Quando falamos de ciclo pecuário e da fase de baixa, na qual estamos desde 2022, temos de uma oferta maior de fêmeas para abate, como resultado da diminuição de rentabilidade da cria, pelos preços do bezerro em queda.
Como as fêmeas são o “problema” dos preços, temos impacto maior em regiões com mais cria (ou ciclo completo), o que está relacionado a áreas de terras menos valorizadas, em um contexto nacional. Normalmente a cria é feita em regiões onde a agricultura ainda está menos presente, é recente ou não pode ser feita, por questões geográficas, como no Pantanal, por exemplo.
Então, nas fases de menor atratividade da cria, aumenta o abate de fêmeas, que é mais sentido em regiões com mais cria. Consequentemente, a tendência é de alongamento de diferenciais nas fases de baixa do ciclo, já que a base (SP) não é um estado com relevância na cria.
Considerando os abates de fêmeas até setembro, segundo o IBGE, em nível nacional, a participação de fêmeas foi de 42,4%, acréscimo de 4,4 pontos percentuais frente ao mesmo intervalo do ano anterior. Analisando alguns estados, temos o mapa da figura 1, que mostra a variação (em p.p.) da participação de fêmeas nos abates entre 2022 e 2023, de janeiro a setembro.
Figura 1.
Variação (em p.p.) da participação de fêmeas nos abates de bovinos entre 2022 e 2023, de janeiro a setembro.
Fonte: IBGE / HN AGRO
Perceba que os estados mais ao norte tiveram aumento relevante da participação de fêmeas nos abates em 2023, consequentemente, a oferta de gado aumentou.
A figura 2 mostra a variação dos abates totais de bovinos até setembro, entre 2022 e 2023. O abate nacional aumentou 10,9% no intervalo. Rondônia e Mato Grosso, por exemplo, tiveram incrementos de 41,8% e 23,4%, respectivamente.
Figura 2.
Variação dos abates de bovinos entre 2022 e 2023, de janeiro a setembro.
Fonte: IBGE / HN AGRO
Em Mato Grosso do Sul tem sido observada uma tendência pronunciada de perda de áreas para silvicultura e agricultura nos últimos anos. Isso ajuda a explicar o cenário de redução dos abates no estado.
Como São Paulo tem mais plantas habilitadas à China e Mato Grosso do Sul é fornecedor para plantas paulistas, uma parcela dessa redução em Mato Grosso do Sul pode estar relacionada ao envio de gado para São Paulo, incluindo novilhas. Isso também ajudaria a explicar uma quase estabilidade na participação de fêmeas no estado.
Considerações
Para 2024 esperamos uma ligeira redução da oferta de bezerros desmamados. Se isso refletir em valorizações para a categoria, pode ser o início da redução da oferta de fêmeas, com retenção e investimento na cria.

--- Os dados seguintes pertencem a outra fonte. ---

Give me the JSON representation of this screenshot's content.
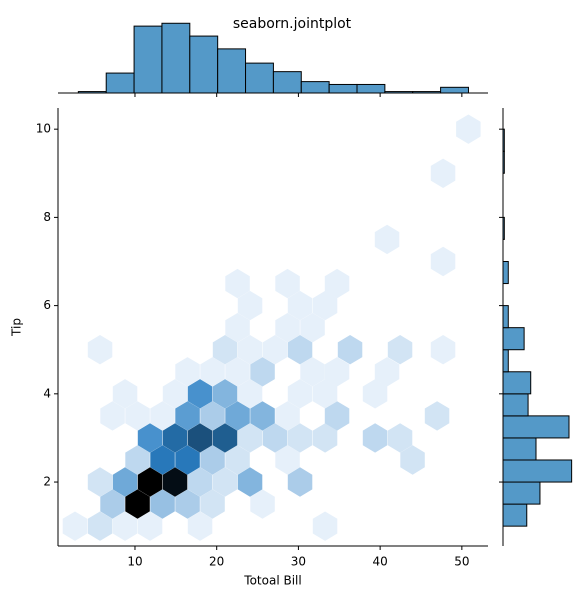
{
  "chart_data": [
    {
      "type": "hexbin",
      "title": "seaborn.jointplot",
      "xlabel": "Totoal Bill",
      "ylabel": "Tip",
      "xlim": [
        0.58,
        53.2
      ],
      "ylim": [
        0.55,
        10.48
      ],
      "xticks": [
        10,
        20,
        30,
        40,
        50
      ],
      "yticks": [
        2,
        4,
        6,
        8,
        10
      ],
      "colors": [
        "#e6f0fa",
        "#2a7fc4",
        "#000000"
      ],
      "x": [
        2.66,
        5.72,
        8.78,
        11.84,
        17.96,
        33.26,
        7.25,
        10.31,
        13.37,
        16.43,
        19.49,
        25.61,
        5.72,
        8.78,
        11.84,
        14.9,
        17.96,
        21.02,
        24.08,
        30.2,
        10.31,
        13.37,
        16.43,
        19.49,
        22.55,
        28.67,
        43.97,
        11.84,
        14.9,
        17.96,
        21.02,
        24.08,
        27.14,
        30.2,
        33.26,
        39.38,
        42.44,
        7.25,
        10.31,
        13.37,
        16.43,
        19.49,
        22.55,
        25.61,
        28.67,
        34.73,
        46.97,
        8.78,
        14.9,
        17.96,
        21.02,
        24.08,
        30.2,
        33.26,
        39.38,
        16.43,
        19.49,
        22.55,
        25.61,
        31.73,
        34.73,
        40.85,
        5.72,
        21.02,
        24.08,
        27.14,
        30.2,
        36.32,
        42.44,
        47.7,
        22.55,
        28.67,
        31.73,
        24.08,
        30.2,
        33.26,
        22.55,
        28.67,
        34.73,
        47.7,
        40.85,
        47.7,
        50.8
      ],
      "y": [
        1,
        1,
        1,
        1,
        1,
        1,
        1.5,
        1.5,
        1.5,
        1.5,
        1.5,
        1.5,
        2,
        2,
        2,
        2,
        2,
        2,
        2,
        2,
        2.5,
        2.5,
        2.5,
        2.5,
        2.5,
        2.5,
        2.5,
        3,
        3,
        3,
        3,
        3,
        3,
        3,
        3,
        3,
        3,
        3.5,
        3.5,
        3.5,
        3.5,
        3.5,
        3.5,
        3.5,
        3.5,
        3.5,
        3.5,
        4,
        4,
        4,
        4,
        4,
        4,
        4,
        4,
        4.5,
        4.5,
        4.5,
        4.5,
        4.5,
        4.5,
        4.5,
        5,
        5,
        5,
        5,
        5,
        5,
        5,
        5,
        5.5,
        5.5,
        5.5,
        6,
        6,
        6,
        6.5,
        6.5,
        6.5,
        7,
        7.5,
        9,
        10
      ],
      "values": [
        1,
        2,
        1,
        1,
        1,
        1,
        4,
        20,
        5,
        4,
        2,
        1,
        2,
        7,
        20,
        19,
        3,
        2,
        6,
        4,
        3,
        11,
        11,
        4,
        2,
        1,
        2,
        9,
        12,
        14,
        13,
        2,
        3,
        2,
        2,
        3,
        2,
        1,
        1,
        1,
        8,
        4,
        7,
        6,
        1,
        3,
        2,
        1,
        1,
        9,
        6,
        1,
        1,
        1,
        1,
        1,
        1,
        1,
        3,
        1,
        1,
        1,
        1,
        2,
        1,
        1,
        3,
        3,
        2,
        1,
        1,
        1,
        1,
        1,
        1,
        1,
        1,
        1,
        1,
        1,
        1,
        1,
        1
      ]
    },
    {
      "type": "histogram",
      "color": "#5499c8",
      "bins": [
        3.07,
        6.48,
        9.89,
        13.3,
        16.71,
        20.12,
        23.53,
        26.94,
        30.35,
        33.76,
        37.17,
        40.58,
        43.99,
        47.4,
        50.81
      ],
      "values": [
        1,
        14,
        47,
        49,
        40,
        31,
        21,
        15,
        8,
        6,
        6,
        1,
        1,
        4
      ],
      "ylim": [
        0,
        52
      ]
    },
    {
      "type": "histogram",
      "orientation": "horizontal",
      "color": "#5499c8",
      "bins": [
        1,
        1.5,
        2,
        2.5,
        3,
        3.5,
        4,
        4.5,
        5,
        5.5,
        6,
        6.5,
        7,
        7.5,
        8,
        8.5,
        9,
        9.5,
        10
      ],
      "values": [
        18,
        28,
        52,
        25,
        50,
        19,
        21,
        4,
        16,
        4,
        0,
        4,
        0,
        1,
        0,
        0,
        1,
        1
      ],
      "xlim": [
        0,
        55
      ]
    }
  ]
}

A oferta de fêmeas tem mais peso nos estados mais ao norte, que têm trabalhado com um diferencial mais alongado. Com isso, esperamos uma aproximação do diferencial nos próximos anos, em decorrência da retenção de fêmeas.
Para 2024, acreditamos na possibilidade de diminuição da oferta de fêmeas, mas um movimento mais forte de enxugamento do descarte e, provavelmente, aproximação do diferencial de base, é esperado para 2025.